The Illusion of the Great Escape

 

The Illusion of the Great Escape

In the biological realm, an animal can change its nesting ground, but it rarely escapes its DNA. The tech world is currently watching a high-stakes version of this evolutionary struggle as Butterfly Effect and its wunderkind, Ji Yichao, attempt a "Singaporean pivot." With Benchmark Capital leading the charge, the company has scrubbed its outward identity, rebranding itself as a clean, Singapore-based entity on the App Store.

But here is where the "Naked Ape" runs into the walls of the geopolitical cage. Moving a headquarters to Singapore while your pulse—your engineers, your data centers, and your family—remains within the reach of the Dragon is like a bird thinking it has escaped the forest because it moved to a different branch. From a cynical historical perspective, the concept of "private property" is a Western Enlightenment luxury that doesn't translate well into the dialect of absolute state power.

The Chinese governance model operates on a principle older than any modern business contract: the tribe owns the hunter’s catch.

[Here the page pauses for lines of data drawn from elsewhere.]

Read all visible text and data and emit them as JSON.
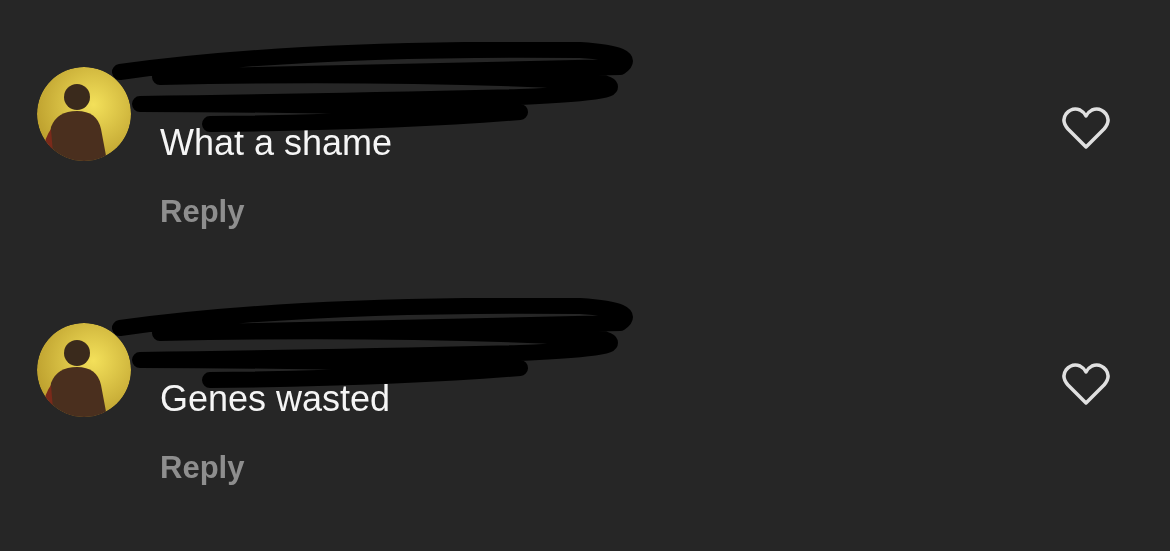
{
  "comments": [
    {
      "text": "What a shame",
      "reply": "Reply",
      "liked": false
    },
    {
      "text": "Genes wasted",
      "reply": "Reply",
      "liked": false
    }
  ]
}
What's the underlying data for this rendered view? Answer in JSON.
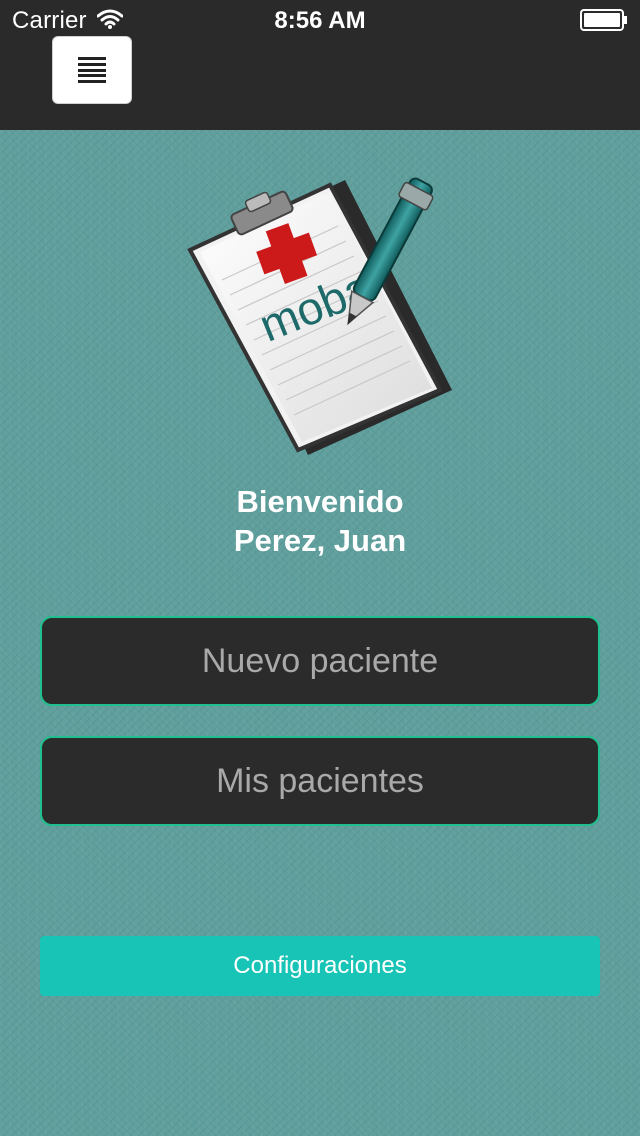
{
  "status_bar": {
    "carrier": "Carrier",
    "time": "8:56 AM",
    "wifi_icon": "wifi-icon",
    "battery_icon": "battery-icon"
  },
  "toolbar": {
    "menu_icon": "hamburger-menu-icon"
  },
  "logo": {
    "text": "moba",
    "icon": "clipboard-with-pen-and-red-cross"
  },
  "welcome": {
    "greeting": "Bienvenido",
    "user_name": "Perez, Juan"
  },
  "buttons": {
    "new_patient": "Nuevo paciente",
    "my_patients": "Mis pacientes",
    "settings": "Configuraciones"
  },
  "colors": {
    "background": "#5e9e9c",
    "top_bar": "#2a2a2a",
    "button_dark": "#2b2b2b",
    "button_border": "#1fbf8f",
    "settings_button": "#18c4b6",
    "logo_red": "#cc1a1a",
    "logo_teal": "#1e6a6a"
  }
}
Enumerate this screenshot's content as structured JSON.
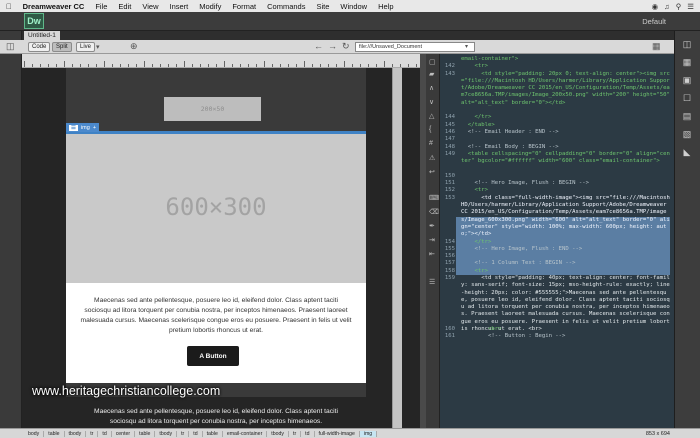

It doesn’t matter if you are registered on Mars; if your intellectual "offspring" were nurtured on domestic open-source resources or indirect subsidies like priority data center access, the state views that success as communal property. To the authorities in Beijing, there is no such thing as "leaving"—there is only "temporary external deployment."

Ji Yichao’s ambiguous nationality is another classic survival strategy. By maintaining a foot in both worlds, he attempts to navigate the tightening grip of two rival superpowers. However, history teaches us that "buffer zones" are the first places to get trampled when the big beasts clash. You can change your legal address, but in the darker corridors of human nature and power, you belong to the entity that can touch your heart—or your relatives.